# Pocket Watch



## thistle1314 (Jan 12, 2014)

hi all, looking for a bit of info, I have a Williamson pocket watch here keeps real good time, but its got to the point that I have to wind it 2 or 3 times a day to keep it going, is this a major problem or would a regular service sort this out.


----------



## antony (Dec 28, 2007)

Probabally a good service woud help, whether its worth it is another matter.


----------



## DJH584 (Apr 10, 2013)

It may well be that the mainspring has become weak BUT, as antony has said a service will also help and at the same time that mainspring can be checked.


----------



## thistle1314 (Jan 12, 2014)

thanks for the advice, its a ww1 military issue, real nice condition, it probably deserves a service,


----------



## AVO (Nov 18, 2012)

I would recommend that. I think WW1 watches are going to increase in value in the immediate future - 100th Anniversary &c.


----------



## Will Fly (Apr 10, 2012)

AVO said:


> I would recommend that.

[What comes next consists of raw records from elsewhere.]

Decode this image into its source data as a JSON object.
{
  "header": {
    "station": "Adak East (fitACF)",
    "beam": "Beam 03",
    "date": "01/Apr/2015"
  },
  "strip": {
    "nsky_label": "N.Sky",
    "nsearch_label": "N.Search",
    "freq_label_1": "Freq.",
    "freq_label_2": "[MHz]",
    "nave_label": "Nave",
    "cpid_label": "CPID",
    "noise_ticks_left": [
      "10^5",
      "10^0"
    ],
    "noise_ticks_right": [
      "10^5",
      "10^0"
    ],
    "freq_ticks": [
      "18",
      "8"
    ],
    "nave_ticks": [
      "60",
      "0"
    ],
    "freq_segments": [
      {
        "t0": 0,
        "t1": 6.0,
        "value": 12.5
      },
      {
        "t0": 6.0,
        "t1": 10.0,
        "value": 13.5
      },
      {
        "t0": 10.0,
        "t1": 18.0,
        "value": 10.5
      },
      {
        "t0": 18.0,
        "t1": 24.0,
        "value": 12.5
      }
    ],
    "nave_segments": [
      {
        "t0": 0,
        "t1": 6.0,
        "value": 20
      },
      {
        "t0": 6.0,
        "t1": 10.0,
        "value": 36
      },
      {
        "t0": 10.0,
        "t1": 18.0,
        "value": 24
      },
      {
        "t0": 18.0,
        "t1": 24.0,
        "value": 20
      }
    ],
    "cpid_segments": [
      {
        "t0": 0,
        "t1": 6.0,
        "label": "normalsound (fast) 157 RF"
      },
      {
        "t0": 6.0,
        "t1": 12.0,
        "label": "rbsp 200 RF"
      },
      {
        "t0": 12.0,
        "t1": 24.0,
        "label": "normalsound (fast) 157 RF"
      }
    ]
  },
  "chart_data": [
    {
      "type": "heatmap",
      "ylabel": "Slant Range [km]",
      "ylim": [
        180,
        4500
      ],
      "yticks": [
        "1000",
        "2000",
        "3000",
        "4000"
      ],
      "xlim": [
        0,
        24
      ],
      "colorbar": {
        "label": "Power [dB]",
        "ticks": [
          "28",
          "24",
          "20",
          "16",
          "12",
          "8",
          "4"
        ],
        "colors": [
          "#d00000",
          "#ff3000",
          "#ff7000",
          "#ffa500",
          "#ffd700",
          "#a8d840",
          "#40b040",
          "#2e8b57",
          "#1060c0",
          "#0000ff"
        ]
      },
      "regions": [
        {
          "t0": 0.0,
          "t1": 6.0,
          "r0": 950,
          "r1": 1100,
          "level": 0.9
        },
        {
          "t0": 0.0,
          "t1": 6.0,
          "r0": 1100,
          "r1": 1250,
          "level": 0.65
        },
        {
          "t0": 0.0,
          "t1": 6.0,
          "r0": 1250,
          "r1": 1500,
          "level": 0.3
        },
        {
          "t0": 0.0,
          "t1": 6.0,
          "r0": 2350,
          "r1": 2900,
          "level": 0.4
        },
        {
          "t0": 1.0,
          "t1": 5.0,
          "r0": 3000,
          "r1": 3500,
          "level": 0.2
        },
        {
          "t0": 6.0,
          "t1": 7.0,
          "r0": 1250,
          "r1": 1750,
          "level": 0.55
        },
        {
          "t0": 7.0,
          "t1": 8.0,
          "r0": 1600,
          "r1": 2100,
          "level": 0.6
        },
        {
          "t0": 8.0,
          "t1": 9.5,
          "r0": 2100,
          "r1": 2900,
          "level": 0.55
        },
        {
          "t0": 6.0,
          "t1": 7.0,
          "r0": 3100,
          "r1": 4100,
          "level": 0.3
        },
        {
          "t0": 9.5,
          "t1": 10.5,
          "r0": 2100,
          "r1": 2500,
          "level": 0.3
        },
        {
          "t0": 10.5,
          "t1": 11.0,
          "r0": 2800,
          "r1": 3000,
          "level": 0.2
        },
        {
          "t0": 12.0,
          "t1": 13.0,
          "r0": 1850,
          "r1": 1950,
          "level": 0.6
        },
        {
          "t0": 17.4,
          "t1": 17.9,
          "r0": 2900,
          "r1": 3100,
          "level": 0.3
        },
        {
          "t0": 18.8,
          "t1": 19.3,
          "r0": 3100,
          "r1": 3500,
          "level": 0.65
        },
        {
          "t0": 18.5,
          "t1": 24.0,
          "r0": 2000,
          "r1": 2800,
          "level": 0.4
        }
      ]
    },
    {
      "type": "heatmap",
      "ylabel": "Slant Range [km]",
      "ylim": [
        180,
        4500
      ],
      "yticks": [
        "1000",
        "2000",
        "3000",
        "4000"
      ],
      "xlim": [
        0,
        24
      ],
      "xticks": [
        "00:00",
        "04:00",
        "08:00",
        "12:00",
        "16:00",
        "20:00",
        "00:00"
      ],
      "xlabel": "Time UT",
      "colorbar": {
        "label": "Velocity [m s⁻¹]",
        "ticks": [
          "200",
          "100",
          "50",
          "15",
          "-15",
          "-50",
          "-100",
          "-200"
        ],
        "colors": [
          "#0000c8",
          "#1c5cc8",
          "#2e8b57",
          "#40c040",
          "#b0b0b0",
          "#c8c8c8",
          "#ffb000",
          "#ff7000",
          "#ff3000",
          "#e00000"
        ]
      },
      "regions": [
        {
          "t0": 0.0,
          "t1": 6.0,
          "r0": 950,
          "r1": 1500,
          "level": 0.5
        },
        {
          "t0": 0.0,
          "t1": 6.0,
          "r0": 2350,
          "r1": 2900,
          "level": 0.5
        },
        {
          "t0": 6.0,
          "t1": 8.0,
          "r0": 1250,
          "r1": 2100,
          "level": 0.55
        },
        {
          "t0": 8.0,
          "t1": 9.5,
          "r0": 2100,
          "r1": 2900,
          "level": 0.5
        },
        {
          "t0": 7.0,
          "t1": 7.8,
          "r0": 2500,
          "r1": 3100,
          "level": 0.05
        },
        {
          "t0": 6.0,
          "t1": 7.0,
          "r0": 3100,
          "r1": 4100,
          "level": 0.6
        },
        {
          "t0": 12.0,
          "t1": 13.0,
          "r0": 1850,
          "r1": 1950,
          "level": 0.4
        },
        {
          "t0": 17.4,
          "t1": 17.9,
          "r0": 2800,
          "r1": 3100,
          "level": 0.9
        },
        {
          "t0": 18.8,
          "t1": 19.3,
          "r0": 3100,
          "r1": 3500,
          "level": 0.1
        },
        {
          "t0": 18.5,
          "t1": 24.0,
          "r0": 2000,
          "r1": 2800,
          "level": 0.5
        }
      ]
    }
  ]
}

I think WW1 watches are going to increase in value in the immediate future - 100th Anniversary &c.


Seconded! There's always a vogue for things "military", and positively identified, genuine, WW1 and WW2 timepieces are always sought after. Worth a good service.


----------



## thistle1314 (Jan 12, 2014)

watch seems to be a lot better now, I fully wound it then held the click back and let it spin out, it runs a lot longer now, it keeps really good time, must be some sort of sticky main spring or something, I don't now.


----------



## mel (Dec 6, 2006)

If you think it's "sticky" - then it pretty definitely needs a full service - strip, clean and re-lube and so on!

As already said, might be worth, might not be worth - = - BUT IT NEEDS IT from the sound of things! :yes:


----------



## andyclient (Aug 1, 2009)

mel said:


> If you think it's "sticky" - then it pretty definitely needs a full service - strip, clean and re-lube and so on!
> 
> As already said, might be worth, might not be worth - = - BUT IT NEEDS IT from the sound of things! :yes:


Hit the nail on the head there Mel me thinks :yes:


----------